First, one way to address the problem of speaking for others in one's own narrative is to look to construct stories jointly, so that they express a first-person plural perspective: "we-stories", not just "me-stories". And one way to cross over the barriers skilfully erected in battles of words -- especially with philosophers, who tend to be quite good in reaching stalemates here -- is to rely on the power carried by visual narratives, whether they involve static or moving images. In sustained work with eugenics survivors in Alberta between 2010 and 2016, I was involved in constructing stories of both kinds, stories harder (but still possible) to construct jointly with people with severe communicative disabilities and with those who had experienced deep and sometimes unprocessed trauma. Arguably, well-crafted visual narratives -- on animal suffering or on the human costs of climate change -- have done more to shift public views on these topics, much as Geraldo Rivera's Willowbrook reporting for ABC did for the topic of institutionalization, than have any philosophical arguments. Philosophers should take seriously the idea that the same may be true for shifting the grounds of philosophical argumentation about cognitive disability itself.
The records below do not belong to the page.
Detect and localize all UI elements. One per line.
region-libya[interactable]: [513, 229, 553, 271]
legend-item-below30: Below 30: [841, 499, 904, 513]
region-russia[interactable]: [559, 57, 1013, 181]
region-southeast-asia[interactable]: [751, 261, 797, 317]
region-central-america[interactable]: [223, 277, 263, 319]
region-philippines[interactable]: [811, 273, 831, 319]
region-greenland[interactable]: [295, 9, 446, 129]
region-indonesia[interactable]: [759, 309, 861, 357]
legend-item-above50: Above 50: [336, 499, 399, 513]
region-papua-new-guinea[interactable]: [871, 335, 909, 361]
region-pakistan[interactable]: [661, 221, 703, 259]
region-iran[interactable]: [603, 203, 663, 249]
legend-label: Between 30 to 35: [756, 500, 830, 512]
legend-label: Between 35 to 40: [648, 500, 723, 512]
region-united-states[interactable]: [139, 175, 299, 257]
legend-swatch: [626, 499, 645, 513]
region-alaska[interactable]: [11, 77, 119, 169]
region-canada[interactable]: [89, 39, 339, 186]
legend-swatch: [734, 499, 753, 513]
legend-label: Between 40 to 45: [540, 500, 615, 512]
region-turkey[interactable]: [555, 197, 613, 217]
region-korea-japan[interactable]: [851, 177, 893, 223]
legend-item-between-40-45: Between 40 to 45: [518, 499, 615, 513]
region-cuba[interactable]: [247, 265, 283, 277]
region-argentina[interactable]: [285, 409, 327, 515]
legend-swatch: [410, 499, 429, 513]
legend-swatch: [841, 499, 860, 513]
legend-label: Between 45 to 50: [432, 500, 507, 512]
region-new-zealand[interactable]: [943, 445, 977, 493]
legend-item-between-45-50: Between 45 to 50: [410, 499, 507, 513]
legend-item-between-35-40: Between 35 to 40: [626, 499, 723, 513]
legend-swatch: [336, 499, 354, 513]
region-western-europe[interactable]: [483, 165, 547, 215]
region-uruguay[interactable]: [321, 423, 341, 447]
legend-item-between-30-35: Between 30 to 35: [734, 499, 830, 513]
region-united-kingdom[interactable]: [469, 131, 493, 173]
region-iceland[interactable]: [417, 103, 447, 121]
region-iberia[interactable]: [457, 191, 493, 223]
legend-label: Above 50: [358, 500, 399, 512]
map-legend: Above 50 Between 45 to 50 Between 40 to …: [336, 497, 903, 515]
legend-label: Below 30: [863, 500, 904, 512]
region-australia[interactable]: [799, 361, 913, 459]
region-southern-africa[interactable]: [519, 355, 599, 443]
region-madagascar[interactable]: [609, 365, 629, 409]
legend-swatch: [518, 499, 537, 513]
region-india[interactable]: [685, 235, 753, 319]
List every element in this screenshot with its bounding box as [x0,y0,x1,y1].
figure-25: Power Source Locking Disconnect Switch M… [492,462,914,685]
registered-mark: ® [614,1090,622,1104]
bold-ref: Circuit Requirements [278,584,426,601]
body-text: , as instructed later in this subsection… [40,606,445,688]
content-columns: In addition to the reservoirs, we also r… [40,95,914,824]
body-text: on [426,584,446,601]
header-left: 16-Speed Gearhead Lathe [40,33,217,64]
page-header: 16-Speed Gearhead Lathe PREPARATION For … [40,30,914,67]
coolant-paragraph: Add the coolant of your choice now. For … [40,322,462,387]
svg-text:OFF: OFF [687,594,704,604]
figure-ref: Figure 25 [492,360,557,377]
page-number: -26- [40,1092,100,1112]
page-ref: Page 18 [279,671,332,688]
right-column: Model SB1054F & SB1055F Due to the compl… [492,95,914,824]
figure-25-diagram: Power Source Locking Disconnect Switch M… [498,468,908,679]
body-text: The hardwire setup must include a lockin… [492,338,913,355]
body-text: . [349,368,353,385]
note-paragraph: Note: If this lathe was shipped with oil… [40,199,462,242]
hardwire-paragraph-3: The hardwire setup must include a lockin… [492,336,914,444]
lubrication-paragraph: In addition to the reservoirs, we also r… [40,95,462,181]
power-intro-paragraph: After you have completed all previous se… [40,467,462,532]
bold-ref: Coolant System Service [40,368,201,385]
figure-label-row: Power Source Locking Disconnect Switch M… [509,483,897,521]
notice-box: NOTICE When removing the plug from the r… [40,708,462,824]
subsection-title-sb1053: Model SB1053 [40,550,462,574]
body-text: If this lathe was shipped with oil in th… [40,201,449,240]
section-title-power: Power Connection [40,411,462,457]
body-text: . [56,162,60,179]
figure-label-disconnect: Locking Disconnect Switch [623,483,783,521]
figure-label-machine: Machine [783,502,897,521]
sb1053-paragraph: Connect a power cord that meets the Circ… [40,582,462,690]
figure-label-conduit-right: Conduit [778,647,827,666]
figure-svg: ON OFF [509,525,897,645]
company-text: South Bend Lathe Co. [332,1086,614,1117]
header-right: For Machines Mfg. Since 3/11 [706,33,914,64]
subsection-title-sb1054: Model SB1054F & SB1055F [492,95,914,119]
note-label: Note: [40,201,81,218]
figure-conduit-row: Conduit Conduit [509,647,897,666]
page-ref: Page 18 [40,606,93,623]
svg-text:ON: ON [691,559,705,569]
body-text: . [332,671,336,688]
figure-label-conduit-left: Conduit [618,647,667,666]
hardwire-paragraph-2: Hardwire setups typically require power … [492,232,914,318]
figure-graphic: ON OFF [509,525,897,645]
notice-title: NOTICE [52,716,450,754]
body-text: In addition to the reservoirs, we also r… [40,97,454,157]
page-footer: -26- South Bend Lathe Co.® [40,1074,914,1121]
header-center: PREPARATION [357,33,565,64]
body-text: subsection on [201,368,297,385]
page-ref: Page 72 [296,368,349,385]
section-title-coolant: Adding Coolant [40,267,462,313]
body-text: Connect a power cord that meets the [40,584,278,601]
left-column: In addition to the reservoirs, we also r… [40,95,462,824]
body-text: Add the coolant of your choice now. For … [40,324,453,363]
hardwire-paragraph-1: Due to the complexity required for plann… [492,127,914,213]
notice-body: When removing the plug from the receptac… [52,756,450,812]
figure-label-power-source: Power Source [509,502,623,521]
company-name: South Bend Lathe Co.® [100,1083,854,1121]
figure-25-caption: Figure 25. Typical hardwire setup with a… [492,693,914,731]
Second, given that Kittay aims in part, in chapter 2, to explain the widely-shared desire for a "normal child" and to justify the equation of "normal" with "good" in certain contexts, there is less attention in this chapter to the dominant critiques of normalcy within disability studies. On Kittay's view, the "normal becomes tyrannical when it is immutable, rigid, impervious to the fact of its own construction, and blind to the subjectivity with which it is infused" (p. 49), creating some optimism for an alternative view of the normal that is more disability friendly. But others, such as Lennard Davis (Enforcing Normalcy, 1995) and Silvers ("Defective Agents: Equality, Difference and the Tyranny of the Normal", 1994) have been influential in arguing for a less hopeful view of the relationship between normalcy and disability. For Davis, enforcing normalcy is instrumental in the construction of disability in a eugenic image; for Silvers, disability, defectiveness, and disadvantage are linked together via the concept of normalcy. Such critical views are likely ultimately to be compatible with Kittay's, but it would be interesting to see more direct engagement in the future between these seemingly different perspectives on normalcy.

Third, the contemporary lived world for those with disabilities, particularly those that are cognitive or psychiatric, is more gloomy than one might glean from the book. The sexual abuse of people with cognitive disabilities, especially those institutionalized and even those in group homes, is part of the very recent past in affluent countries, and there have been multiple, independent instances in the past 10 years in which people with or presumed to have cognitive disabilities have been sexually sterilized, just as they had been when sexual sterilization formed part of state-mandated eugenics programs. Cognitive disability remains (along with racialization) a basis for dehumanizing treatment of one's fellow human beings and there is presently a heightened sensitivity amongst disability rights activists to what this portends in the pandemic times of COVID-19, as ongoing discussions of which lives are worth saving attest to. Philosophers have neglected the topic of disability until relatively recently; there are very few contributions by philosophers to any of the five editions of Davis's Disability Studies Reader, the standard reader in the field. Kittay's book does much to address that neglect. But the deeper neglect lies in ongoing thinking, practices, and policies beyond philosophy.

ACKNOWLEDGMENT

Thanks to Eva Kittay for feedback on a draft of this review.